In the way the Navisworks changed the way multi-disciplinary design review was carried out forever (and it’s competitors), Autodesk Inventor’s Multi-CAD functionality promises to do the same for the modelling process itself. Yes, PTC got in there first with Creo 3.0 delivering their Unite Technology supporting Solidworks, CATIA and NX files. Inventor 2016 supports those same file formats, as well as PTC Creo, Pro Engineer Wildfire and Autodesk Alias. I never got the opportunity to try out Unite in Creo 3.0, so I can’t compare real-world functionality unfortunately.
How does it work?
I have absolutely no clue, beyond knowing the translators in use are from a 3rd party* (which other CAD vendors will also be using) and a heavy dose of wizardry from the Autodesk developers! What I do know, is you can open any of the supported file types, either parts or assemblies, straight into an Inventor part or assembly. You even get to read the BOM of the source files via Inventor’s Bill Of Materials dialog. Check out this video to see how it’s done:
Does it work?
I’ve only been able to test it using datasets created in Solidworks 2015 SP1.1. So I can’t speak for the other file formats at this stage, but the harsh reality is there are issues. Bearing in mind that there is a lot of Black Magic going on here, it is hardly surprising. However, this is the first release of the technology and I have no doubt that PTC’s Unite Technology will have issues as well. But the great thing is, both of these companies are having a go at breaking down the barriers put up by competing CAD file formats.
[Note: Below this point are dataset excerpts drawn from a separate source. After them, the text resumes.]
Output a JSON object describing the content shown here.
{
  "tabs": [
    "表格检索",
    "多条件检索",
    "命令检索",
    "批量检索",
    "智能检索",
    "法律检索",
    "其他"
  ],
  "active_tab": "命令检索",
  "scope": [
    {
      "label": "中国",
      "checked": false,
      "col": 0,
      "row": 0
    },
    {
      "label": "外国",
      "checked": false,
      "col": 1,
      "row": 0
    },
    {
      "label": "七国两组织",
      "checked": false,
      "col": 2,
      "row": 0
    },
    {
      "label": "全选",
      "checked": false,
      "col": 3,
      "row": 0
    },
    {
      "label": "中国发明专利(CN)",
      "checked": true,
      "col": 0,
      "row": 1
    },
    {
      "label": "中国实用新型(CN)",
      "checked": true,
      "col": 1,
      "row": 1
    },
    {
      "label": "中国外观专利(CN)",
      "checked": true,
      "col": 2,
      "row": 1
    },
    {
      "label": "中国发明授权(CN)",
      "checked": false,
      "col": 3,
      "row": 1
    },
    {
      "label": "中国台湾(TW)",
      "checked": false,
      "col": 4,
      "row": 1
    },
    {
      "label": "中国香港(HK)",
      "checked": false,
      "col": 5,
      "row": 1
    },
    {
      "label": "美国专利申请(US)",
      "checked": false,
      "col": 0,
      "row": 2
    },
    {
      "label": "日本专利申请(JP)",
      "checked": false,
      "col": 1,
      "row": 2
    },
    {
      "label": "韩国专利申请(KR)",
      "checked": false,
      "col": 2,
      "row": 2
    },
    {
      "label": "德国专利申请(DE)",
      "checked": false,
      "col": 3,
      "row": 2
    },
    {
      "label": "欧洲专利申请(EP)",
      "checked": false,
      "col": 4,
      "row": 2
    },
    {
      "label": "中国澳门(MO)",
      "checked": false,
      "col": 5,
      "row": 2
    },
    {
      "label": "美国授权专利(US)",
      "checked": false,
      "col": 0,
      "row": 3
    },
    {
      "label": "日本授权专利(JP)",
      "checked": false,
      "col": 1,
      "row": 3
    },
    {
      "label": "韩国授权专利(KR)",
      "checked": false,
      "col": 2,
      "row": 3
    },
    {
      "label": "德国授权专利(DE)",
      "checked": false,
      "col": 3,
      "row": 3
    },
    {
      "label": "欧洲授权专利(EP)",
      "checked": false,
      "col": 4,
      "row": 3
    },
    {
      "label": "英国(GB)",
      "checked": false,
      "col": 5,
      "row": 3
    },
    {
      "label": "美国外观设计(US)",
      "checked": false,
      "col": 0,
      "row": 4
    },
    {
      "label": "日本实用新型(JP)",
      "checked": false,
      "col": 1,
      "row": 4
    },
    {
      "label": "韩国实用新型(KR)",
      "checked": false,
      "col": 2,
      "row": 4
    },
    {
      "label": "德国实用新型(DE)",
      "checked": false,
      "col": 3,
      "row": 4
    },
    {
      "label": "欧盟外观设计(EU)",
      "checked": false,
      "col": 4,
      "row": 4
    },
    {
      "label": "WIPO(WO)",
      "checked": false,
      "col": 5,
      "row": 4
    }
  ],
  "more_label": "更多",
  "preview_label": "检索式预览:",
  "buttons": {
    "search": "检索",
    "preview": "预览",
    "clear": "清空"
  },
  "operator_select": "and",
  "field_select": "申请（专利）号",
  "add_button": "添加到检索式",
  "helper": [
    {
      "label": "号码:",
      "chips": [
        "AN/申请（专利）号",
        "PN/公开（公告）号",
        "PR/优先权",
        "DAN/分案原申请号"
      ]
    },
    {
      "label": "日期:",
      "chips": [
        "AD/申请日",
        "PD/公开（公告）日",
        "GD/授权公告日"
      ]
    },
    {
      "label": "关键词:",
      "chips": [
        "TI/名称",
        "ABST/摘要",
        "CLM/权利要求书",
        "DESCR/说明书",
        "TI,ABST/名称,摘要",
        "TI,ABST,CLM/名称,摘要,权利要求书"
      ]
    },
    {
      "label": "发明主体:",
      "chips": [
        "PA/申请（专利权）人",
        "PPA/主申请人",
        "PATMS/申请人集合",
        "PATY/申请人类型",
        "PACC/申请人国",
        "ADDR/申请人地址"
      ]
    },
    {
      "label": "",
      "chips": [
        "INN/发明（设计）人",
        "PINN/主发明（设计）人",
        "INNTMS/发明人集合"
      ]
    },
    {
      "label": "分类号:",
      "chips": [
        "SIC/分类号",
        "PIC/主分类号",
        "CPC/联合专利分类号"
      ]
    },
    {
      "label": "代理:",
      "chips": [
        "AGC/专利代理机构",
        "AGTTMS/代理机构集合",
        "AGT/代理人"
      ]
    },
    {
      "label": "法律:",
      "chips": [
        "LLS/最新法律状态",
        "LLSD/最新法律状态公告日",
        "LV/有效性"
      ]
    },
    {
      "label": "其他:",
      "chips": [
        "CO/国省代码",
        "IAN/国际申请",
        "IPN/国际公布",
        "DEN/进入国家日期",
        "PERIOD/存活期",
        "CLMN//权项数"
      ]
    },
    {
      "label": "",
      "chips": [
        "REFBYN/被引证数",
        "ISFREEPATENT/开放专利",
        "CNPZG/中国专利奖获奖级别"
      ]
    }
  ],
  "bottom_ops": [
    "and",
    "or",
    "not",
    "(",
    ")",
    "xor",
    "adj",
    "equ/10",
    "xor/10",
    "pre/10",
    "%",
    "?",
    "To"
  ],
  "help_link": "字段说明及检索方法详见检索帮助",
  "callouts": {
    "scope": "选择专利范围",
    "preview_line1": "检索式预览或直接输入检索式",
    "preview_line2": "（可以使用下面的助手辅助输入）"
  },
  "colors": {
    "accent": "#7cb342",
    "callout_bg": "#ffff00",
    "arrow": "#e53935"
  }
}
The problems I have encountered initially are:
- 80% of the time a projected edge from a Multi-CAD source will fail on update when the source model geometry around it changes.
- Geometry changes within the boundary of the Multi-CAD model work better than changes which result in the overall model size changing.
- Assembly Joints & Constraints are a bit hit & miss at release, but those relationships are more stable than sketch projections are.
So basically, if you stick to a bottom > up modelling workflow with these components you are more likely to succeed than using a top > down approach.
I did manage to program a native Solidworks part file, inside Inventor HSM though and maintain an associative relationship:
Another excellent feature which arrives under the ‘Multi-CAD’ banner, is the AutoCAD DWG Underlay. I was honestly speechless when I saw this for the first time. Having worked with Inventor in the Super Yacht interiors industry for 10 years, I’m acutely aware of how poorly Inventor handles large amounts of AutoCAD 2D objects. General Arrangement plans are highly detailed beasts in the marine (and aerospace) industry, because they’ve historically been used to sell yachts there is a lot of stylized line work. It can be a pain to clean it all up, only to receive another version the following week. God I wish I had this tool in the past. Feast your eyes on this:
* Digging through the Autodesk Inventor Trademarks and credits declaration, you will find a reference to CADCAM-E.COM. Credit to a very curious colleague of mine for finding that!